How I Overcame Social Anxiety


You might be surprised to know that I grew up with some serious social anxiety. Wait, what? The bubbly, charismatic, center of attention deals with social anxiety? No, way. Didn’t your mom ever teach you not to judge a book by its cover?

I’ve had conversations about having social anxiety with people who also deal with it, and the truth is everyone just copes with it differently. Some retract and distance themselves; I over compensated by forcing myself to be a social butterfly and tried to ignore it.

Side note: I just want to put it out there that when I talk about having anxiety I do not see it as something that is “wrong” with me. I simply see it as a function of my brain that I am learning to understand; the more I understand it and what triggers it the less it affects me.

I changed high schools 3 different times, which I think actually worked a bit in my favor. It forced me to put myself out there or risk eating alone at lunchtime. Oh the horror! Makes me laugh now remembering I was so worried about that, as I’m sitting here eating breakfast alone and completely content.

What does it feel like? It feels like a pit in your stomach, followed by a laundry list of anxious thoughts. I was terrified of having sleepovers as a kid because the experience of being in someone else’s house made me anxious. Any time I was invited to one I insisted that my cousin came with me, and when she couldn’t come I would often call my mom to pick me up in the middle of the night.

As I got older and was invited to go bowling with friends, a party, a football game, whatever – a lot of times I would make up an excuse why I couldn’t come, or at the last minute I would cancel. When I did actually show up, it was after some serious internal pep talks and forcing myself to ignore the thoughts about not knowing what I was going to talk about (I would literally plan conversations to have as back up if I ran out of things to say).

The result is a very seemingly charismatic girl, who is silently insecure, forcing herself to be something she isn’t. Constantly talking as a nervous habit to avoid “awkward silence,” who couldn’t actually be present with people because she’s so caught up in her head.

Fast-forward to 2 years ago, I attended a personal growth seminar called The Landmark Forum (which I’ve talked about before).
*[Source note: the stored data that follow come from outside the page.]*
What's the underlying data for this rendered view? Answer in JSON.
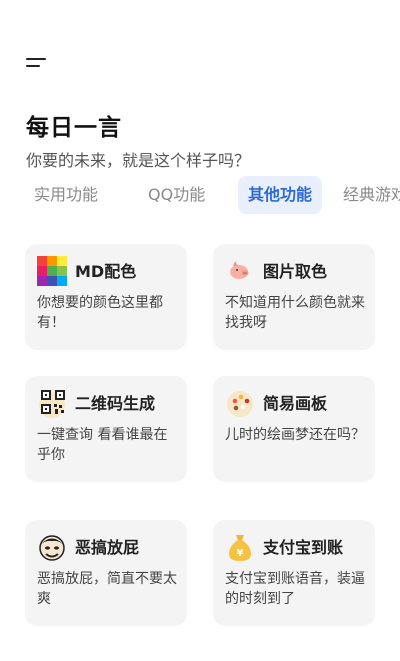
{
  "header": {
    "title": "每日一言",
    "subtitle": "你要的未来，就是这个样子吗？"
  },
  "tabs": [
    {
      "label": "实用功能",
      "active": false
    },
    {
      "label": "QQ功能",
      "active": false
    },
    {
      "label": "其他功能",
      "active": true
    },
    {
      "label": "经典游戏",
      "active": false
    }
  ],
  "colors": {
    "accent": "#2f6bd6",
    "active_tab_bg": "#e9effc",
    "card_bg": "#f4f4f4"
  },
  "features": [
    {
      "name": "MD配色",
      "desc": "你想要的颜色这里都有！",
      "icon": "color-palette-icon"
    },
    {
      "name": "图片取色",
      "desc": "不知道用什么颜色就来找我呀",
      "icon": "pig-icon"
    },
    {
      "name": "二维码生成",
      "desc": "一键查询 看看谁最在乎你",
      "icon": "qr-code-icon"
    },
    {
      "name": "简易画板",
      "desc": "儿时的绘画梦还在吗？",
      "icon": "paint-palette-icon"
    },
    {
      "name": "恶搞放屁",
      "desc": "恶搞放屁，简直不要太爽",
      "icon": "meme-face-icon"
    },
    {
      "name": "支付宝到账",
      "desc": "支付宝到账语音，装逼的时刻到了",
      "icon": "money-bag-icon"
    }
  ]
}
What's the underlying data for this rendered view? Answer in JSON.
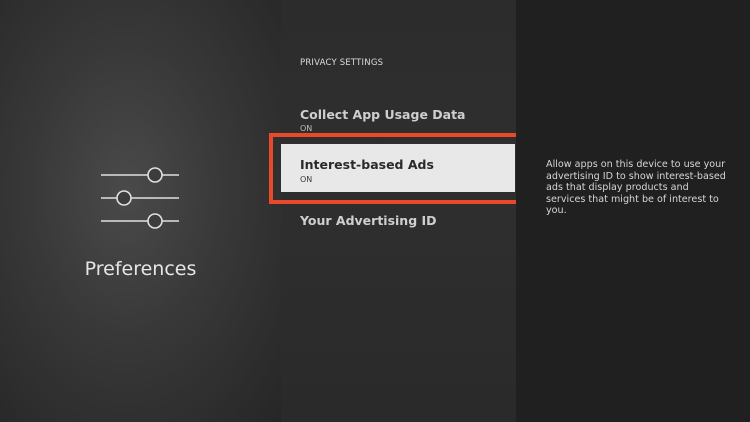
{
  "left": {
    "icon": "sliders-icon",
    "title": "Preferences"
  },
  "middle": {
    "section_title": "PRIVACY SETTINGS",
    "items": [
      {
        "label": "Collect App Usage Data",
        "value": "ON"
      },
      {
        "label": "Interest-based Ads",
        "value": "ON"
      },
      {
        "label": "Your Advertising ID",
        "value": ""
      }
    ],
    "selected": "Interest-based Ads"
  },
  "right": {
    "description": "Allow apps on this device to use your advertising ID to show interest-based ads that display products and services that might be of interest to you."
  },
  "colors": {
    "focus_highlight": "#e8492a",
    "selected_background": "#e8e8e8"
  }
}
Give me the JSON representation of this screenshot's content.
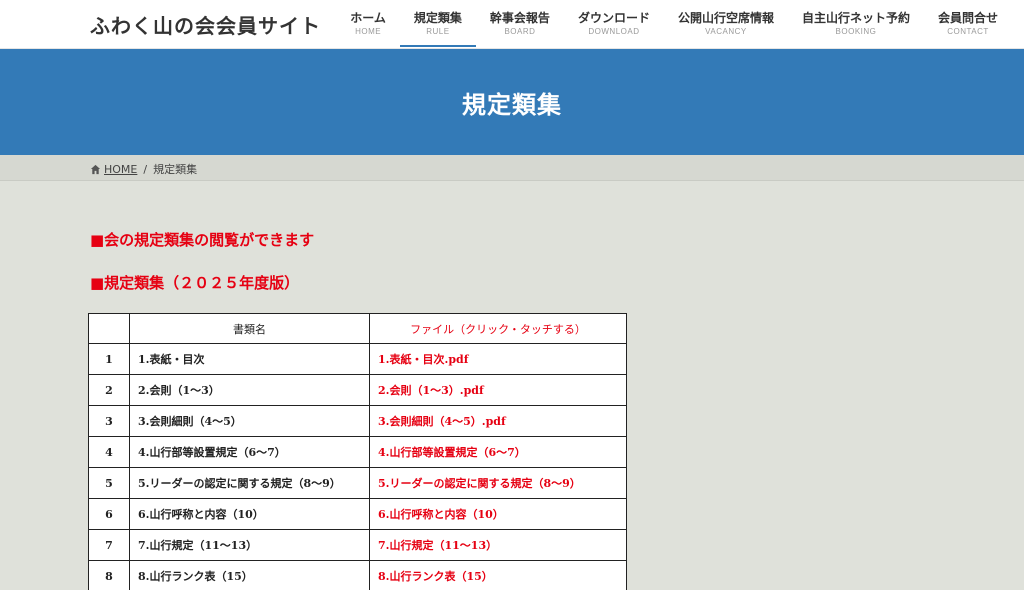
{
  "site": {
    "title": "ふわく山の会会員サイト"
  },
  "nav": [
    {
      "jp": "ホーム",
      "en": "HOME"
    },
    {
      "jp": "規定類集",
      "en": "RULE",
      "active": true
    },
    {
      "jp": "幹事会報告",
      "en": "BOARD"
    },
    {
      "jp": "ダウンロード",
      "en": "DOWNLOAD"
    },
    {
      "jp": "公開山行空席情報",
      "en": "VACANCY"
    },
    {
      "jp": "自主山行ネット予約",
      "en": "BOOKING"
    },
    {
      "jp": "会員問合せ",
      "en": "CONTACT"
    }
  ],
  "banner": {
    "title": "規定類集"
  },
  "breadcrumb": {
    "home": "HOME",
    "separator": "/",
    "current": "規定類集"
  },
  "content": {
    "heading1": "■会の規定類集の閲覧ができます",
    "heading2": "■規定類集（２０２５年度版）"
  },
  "table": {
    "headers": {
      "num": "",
      "name": "書類名",
      "file": "ファイル（クリック・タッチする）"
    },
    "rows": [
      {
        "num": "1",
        "name": "1.表紙・目次",
        "file": "1.表紙・目次.pdf"
      },
      {
        "num": "2",
        "name": "2.会則（1〜3）",
        "file": "2.会則（1〜3）.pdf"
      },
      {
        "num": "3",
        "name": "3.会則細則（4〜5）",
        "file": "3.会則細則（4〜5）.pdf"
      },
      {
        "num": "4",
        "name": "4.山行部等設置規定（6〜7）",
        "file": "4.山行部等設置規定（6〜7）"
      },
      {
        "num": "5",
        "name": "5.リーダーの認定に関する規定（8〜9）",
        "file": "5.リーダーの認定に関する規定（8〜9）"
      },
      {
        "num": "6",
        "name": "6.山行呼称と内容（10）",
        "file": "6.山行呼称と内容（10）"
      },
      {
        "num": "7",
        "name": "7.山行規定（11〜13）",
        "file": "7.山行規定（11〜13）"
      },
      {
        "num": "8",
        "name": "8.山行ランク表（15）",
        "file": "8.山行ランク表（15）"
      }
    ]
  },
  "colors": {
    "accent": "#337ab7",
    "heading_red": "#e60012",
    "background": "#dfe1da"
  },
  "icons": {
    "breadcrumb_home": "home-icon"
  }
}
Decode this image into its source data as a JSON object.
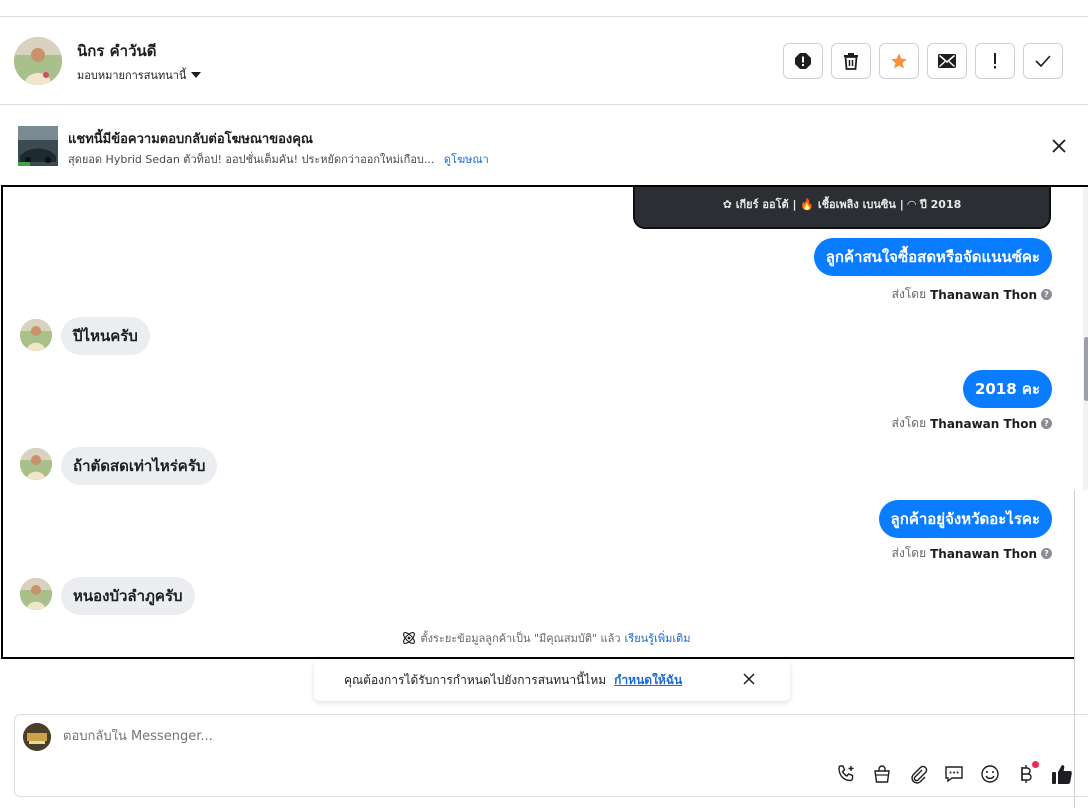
{
  "header": {
    "contact_name": "นิกร คำวันดี",
    "assign_label": "มอบหมายการสนทนานี้"
  },
  "ad_banner": {
    "title": "แชทนี้มีข้อความตอบกลับต่อโฆษณาของคุณ",
    "description": "สุดยอด Hybrid Sedan ตัวท็อป! ออปชั่นเต็มคัน! ประหยัดกว่าออกใหม่เกือบ...",
    "link": "ดูโฆษณา"
  },
  "ad_card": {
    "specs": "✿ เกียร์ ออโต้   |  🔥 เชื้อเพลิง เบนซิน   |  ◠ ปี 2018"
  },
  "messages": [
    {
      "direction": "out",
      "text": "ลูกค้าสนใจซื้อสดหรือจัดแนนซ์คะ",
      "sent_by_prefix": "ส่งโดย",
      "sent_by_name": "Thanawan Thon"
    },
    {
      "direction": "in",
      "text": "ปีไหนครับ"
    },
    {
      "direction": "out",
      "text": "2018 คะ",
      "sent_by_prefix": "ส่งโดย",
      "sent_by_name": "Thanawan Thon"
    },
    {
      "direction": "in",
      "text": "ถ้าตัดสดเท่าไหร่ครับ"
    },
    {
      "direction": "out",
      "text": "ลูกค้าอยู่จังหวัดอะไรคะ",
      "sent_by_prefix": "ส่งโดย",
      "sent_by_name": "Thanawan Thon"
    },
    {
      "direction": "in",
      "text": "หนองบัวลำภูครับ"
    }
  ],
  "notice": {
    "text": "ตั้งระยะข้อมูลลูกค้าเป็น \"มีคุณสมบัติ\" แล้ว",
    "learn_more": "เรียนรู้เพิ่มเติม"
  },
  "assign_toast": {
    "text": "คุณต้องการได้รับการกำหนดไปยังการสนทนานี้ไหม",
    "action": "กำหนดให้ฉัน"
  },
  "composer": {
    "placeholder": "ตอบกลับใน Messenger..."
  },
  "colors": {
    "accent": "#0a7cff",
    "link": "#1d6ad6",
    "star": "#f7923b",
    "incoming_bubble": "#ebedf0"
  },
  "icons": {
    "header_actions": [
      "spam-icon",
      "trash-icon",
      "star-icon",
      "mail-icon",
      "exclamation-icon",
      "check-icon"
    ],
    "composer_tools": [
      "call-add-icon",
      "shopping-bag-icon",
      "paperclip-icon",
      "chat-bubble-icon",
      "emoji-icon",
      "baht-icon",
      "thumbs-up-icon"
    ]
  }
}
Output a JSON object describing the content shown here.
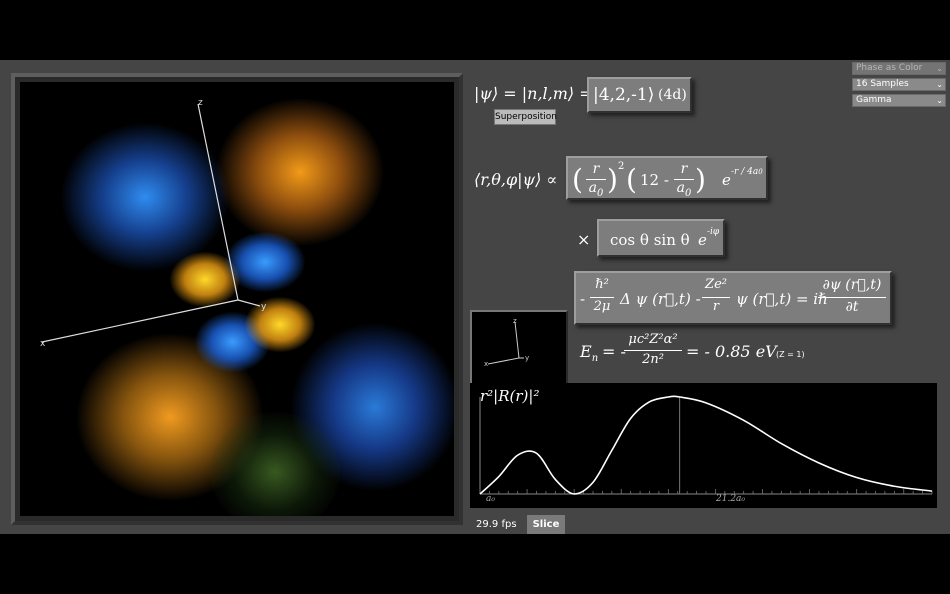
{
  "controls": {
    "phase_color": "Phase as Color",
    "samples": "16 Samples",
    "gamma": "Gamma"
  },
  "state": {
    "ket_lhs": "|ψ⟩ = |n,l,m⟩ =",
    "ket_value": "|4,2,-1⟩",
    "ket_label": "(4d)",
    "superposition_button": "Superposition"
  },
  "wavefunction": {
    "lhs": "⟨r,θ,φ|ψ⟩ ∝",
    "r_over_a0": {
      "num": "r",
      "den": "a",
      "den_sub": "0",
      "power": "2"
    },
    "poly": "12 -",
    "exp": "e",
    "exp_power": "-r / 4a",
    "exp_power_sub": "0",
    "times": "×",
    "angular": "cos θ  sin θ",
    "angular_exp": "e",
    "angular_exp_power": "-iφ"
  },
  "schrodinger": {
    "minus": "-",
    "hbar_num": "ℏ²",
    "mu_den": "2μ",
    "laplace": "Δ ψ (r⃗,t) -",
    "Ze_num": "Ze²",
    "r_den": "r",
    "psi_eq": "ψ (r⃗,t) = iℏ",
    "dpsi_num": "∂ψ (r⃗,t)",
    "dt_den": "∂t"
  },
  "energy": {
    "lhs": "E",
    "lhs_sub": "n",
    "eq_minus": "= -",
    "num": "μc²Z²α²",
    "den": "2n²",
    "result": "= - 0.85 eV",
    "note": "(Z = 1)"
  },
  "axes_labels": {
    "x": "x",
    "y": "y",
    "z": "z"
  },
  "chart_data": {
    "type": "line",
    "title": "r²|R(r)|²",
    "x_start_label": "a₀",
    "peak_label": "21.2a₀",
    "x": [
      0,
      2,
      4,
      6,
      8,
      10,
      12,
      14,
      16,
      18,
      20,
      21.2,
      24,
      28,
      32,
      36,
      40,
      44,
      48
    ],
    "values": [
      0,
      0.18,
      0.4,
      0.42,
      0.15,
      0.0,
      0.12,
      0.45,
      0.78,
      0.95,
      1.0,
      1.0,
      0.94,
      0.76,
      0.52,
      0.32,
      0.17,
      0.08,
      0.03
    ]
  },
  "status": {
    "fps": "29.9 fps",
    "slice_button": "Slice"
  }
}
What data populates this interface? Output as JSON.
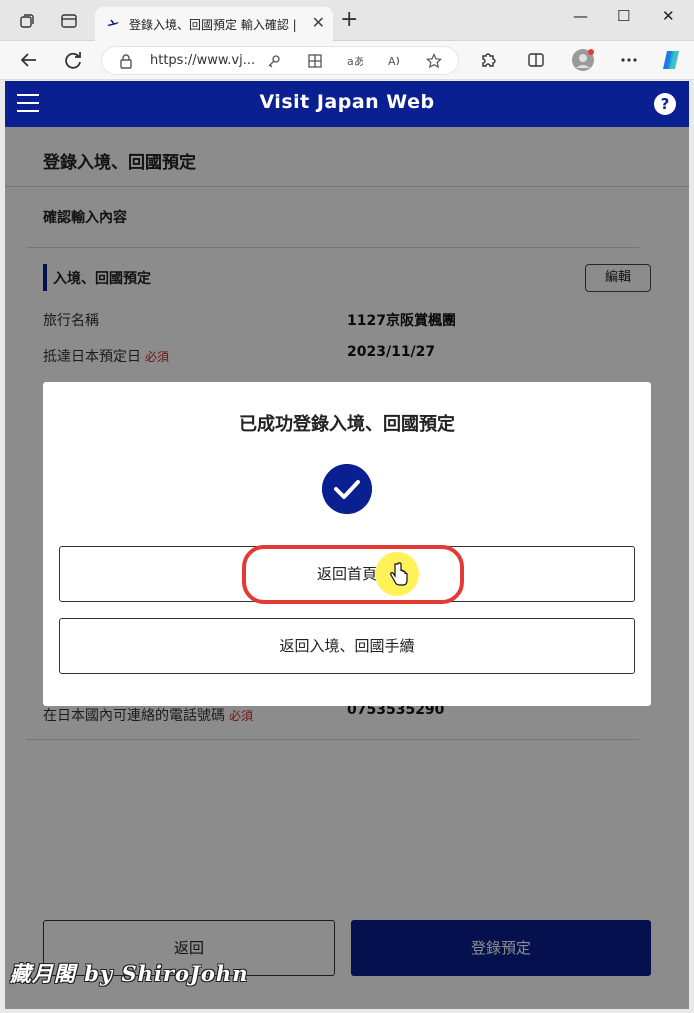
{
  "browser": {
    "tab_title": "登錄入境、回國預定 輸入確認 | V",
    "tab_close": "✕",
    "new_tab": "+",
    "url": "https://www.vj...",
    "window": {
      "minimize": "—",
      "maximize": "☐",
      "close": "✕"
    }
  },
  "app": {
    "brand": "Visit Japan Web",
    "help": "?"
  },
  "page": {
    "title": "登錄入境、回國預定",
    "subtitle": "確認輸入內容",
    "section_title": "入境、回國預定",
    "edit_label": "編輯",
    "required_label": "必須",
    "fields": [
      {
        "label": "旅行名稱",
        "value": "1127京阪賞楓團"
      },
      {
        "label": "抵達日本預定日",
        "value": "2023/11/27"
      },
      {
        "label": "在日本國內可連絡的電話號碼",
        "value": "0753535290"
      }
    ],
    "back_label": "返回",
    "register_label": "登錄預定"
  },
  "modal": {
    "title": "已成功登錄入境、回國預定",
    "home_button": "返回首頁",
    "procedures_button": "返回入境、回國手續"
  },
  "watermark": "藏月閣 by ShiroJohn",
  "colors": {
    "brand_blue": "#0a1f90",
    "required_red": "#c62828",
    "highlight_red": "#e53935"
  },
  "icons": [
    "tab-actions-icon",
    "tab-list-icon",
    "favicon-icon",
    "back-icon",
    "refresh-icon",
    "lock-icon",
    "key-icon",
    "apps-icon",
    "read-aloud-icon",
    "reader-icon",
    "favorite-icon",
    "extensions-icon",
    "split-screen-icon",
    "profile-icon",
    "more-icon",
    "copilot-icon",
    "hamburger-icon",
    "help-icon",
    "check-icon",
    "hand-cursor-icon"
  ]
}
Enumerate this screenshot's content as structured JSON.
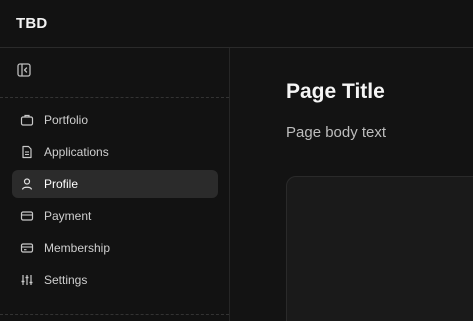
{
  "header": {
    "brand": "TBD"
  },
  "sidebar": {
    "collapse_icon": "sidebar-collapse-icon",
    "items": [
      {
        "label": "Portfolio",
        "icon": "briefcase-icon",
        "active": false
      },
      {
        "label": "Applications",
        "icon": "document-icon",
        "active": false
      },
      {
        "label": "Profile",
        "icon": "user-icon",
        "active": true
      },
      {
        "label": "Payment",
        "icon": "card-icon",
        "active": false
      },
      {
        "label": "Membership",
        "icon": "membership-card-icon",
        "active": false
      },
      {
        "label": "Settings",
        "icon": "sliders-icon",
        "active": false
      }
    ]
  },
  "main": {
    "title": "Page Title",
    "body": "Page body text"
  },
  "colors": {
    "background": "#111111",
    "active_item": "#2b2b2b",
    "text": "#e8e8e8"
  }
}
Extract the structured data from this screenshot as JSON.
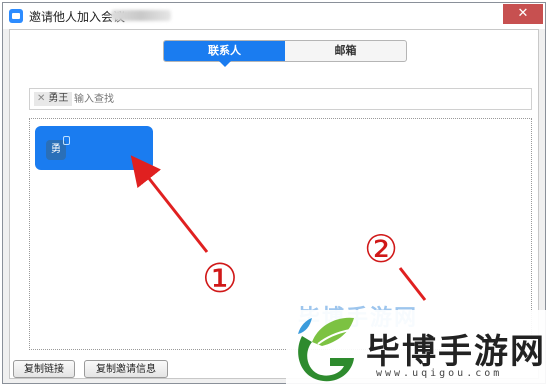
{
  "window": {
    "title": "邀请他人加入会议",
    "close_label": "✕"
  },
  "tabs": [
    {
      "label": "联系人",
      "active": true
    },
    {
      "label": "邮箱",
      "active": false
    }
  ],
  "search": {
    "chip_label": "勇王",
    "chip_remove": "✕",
    "placeholder": "输入查找"
  },
  "contacts": [
    {
      "avatar_text": "勇",
      "selected": true
    }
  ],
  "footer": {
    "copy_link_label": "复制链接",
    "copy_invite_label": "复制邀请信息"
  },
  "annotations": {
    "marker_1": "①",
    "marker_2": "②",
    "arrow_color": "#e02020"
  },
  "watermark": {
    "brand": "毕博手游网",
    "url": "www.uqigou.com",
    "faded_text": "毕博手游网"
  },
  "colors": {
    "accent": "#1a7cf0",
    "close": "#c75050"
  }
}
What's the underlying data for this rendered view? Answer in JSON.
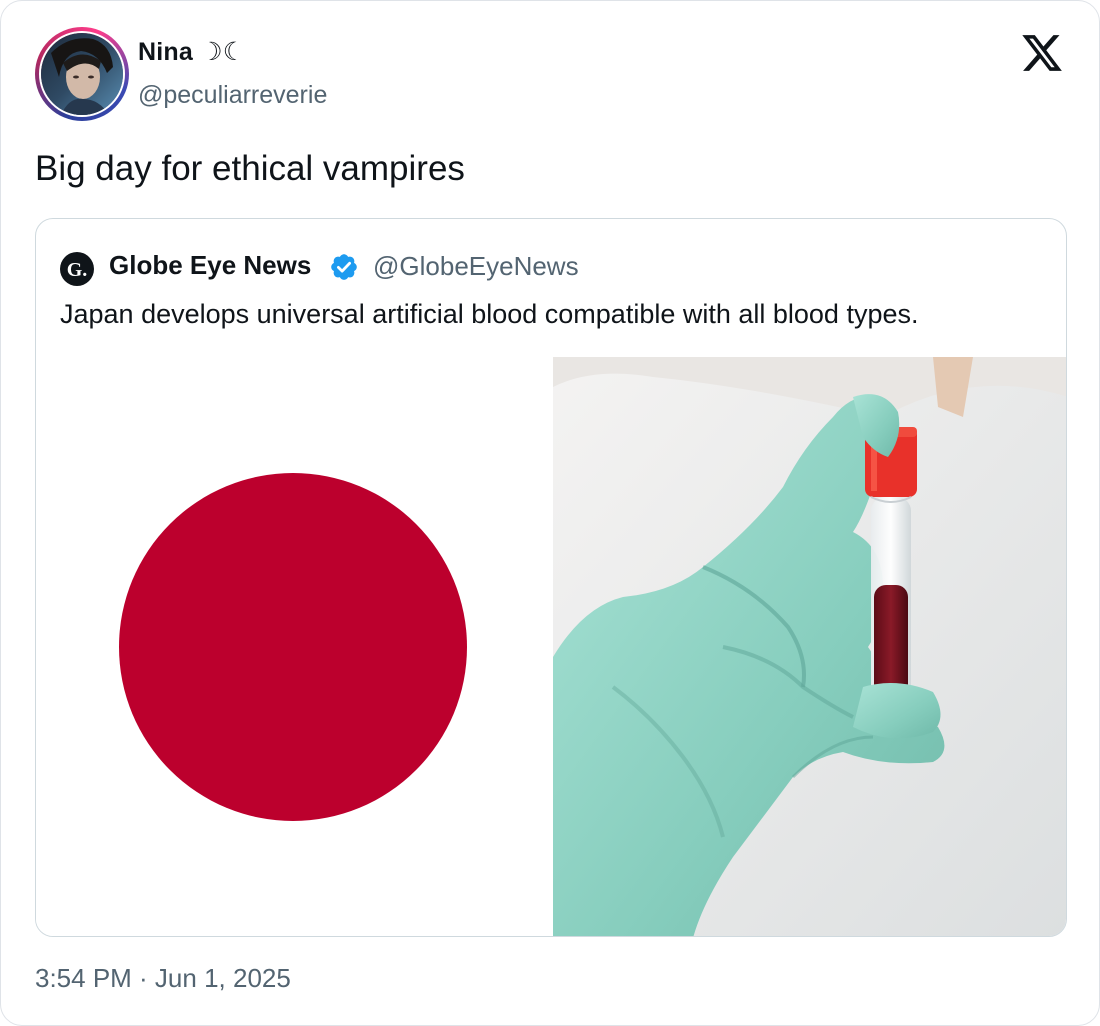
{
  "tweet": {
    "author_name": "Nina ☽☾",
    "author_handle": "@peculiarreverie",
    "text": "Big day for ethical vampires",
    "timestamp": "3:54 PM · Jun 1, 2025"
  },
  "quoted_tweet": {
    "logo_letter": "G.",
    "author_name": "Globe Eye News",
    "author_handle": "@GlobeEyeNews",
    "verified": true,
    "text": "Japan develops universal artificial blood compatible with all blood types."
  },
  "colors": {
    "flag_red": "#bc002d",
    "verified_blue": "#1d9bf0",
    "secondary_text": "#536471",
    "glove": "#8fd6c6",
    "tube_cap": "#e8312a",
    "blood": "#6e0f1c"
  },
  "icons": {
    "brand": "x-logo-icon",
    "verified": "verified-badge-icon"
  }
}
At the start of the weekend I was, of course, the first to raise my hand, eager to get in front of the microphone. Because, I’m Taylor the charismatic, center of attention… and that’s what she would do. I had ignored the anxious feeling for so long I pretty much forgot about it.

Choker: CYDesigns $14.99, Earrings: CYDesigns $9.99, Softest Sweater Of ALL TIME: Zara $39.90

At one point in the weekend they did an exercise and the speaker said, “Consider the fact that the person sitting next to you is just as afraid of you as you are of them. Consider the fact that everyone in this room is just as afraid of you as you are of them.” And like a tidal wave of emotions, the stomach aches and the child hood pep talks and the near panic attacks came flooding back into my mind. I burst into tears. In a room full of people, I cried.

Might seem a bit dramatic to you, but all this time I had been forcing myself to be this person, when I was actually terrified of people. Only to finally realize that they are just as scared of me. We are ALL full of worries, and insecurities, concerned about what people think about us, hiding things we aren’t proud of, some of us have been physically, mentally or sexually abused, have anxiety or other mental health conditions, some are silently unhappy while pretending to have it all. We walk around feeling like we are the only one. But, we aren’t.

For the first time in my life I felt like I could actually just be. I pretended to be this charismatic person for so long that I became very confident in my social abilities, but I’m now clear that we all have our own crap going on in our head. Reminding myself of this allows me to actually look people in the eye and hear them, allows me to not feel like I have to constantly be so on and bubbly, and I don’t HAVE to be that way for people to like me. It allows me to actually enjoy myself around people, and let me tell you it is the biggest relief in the world.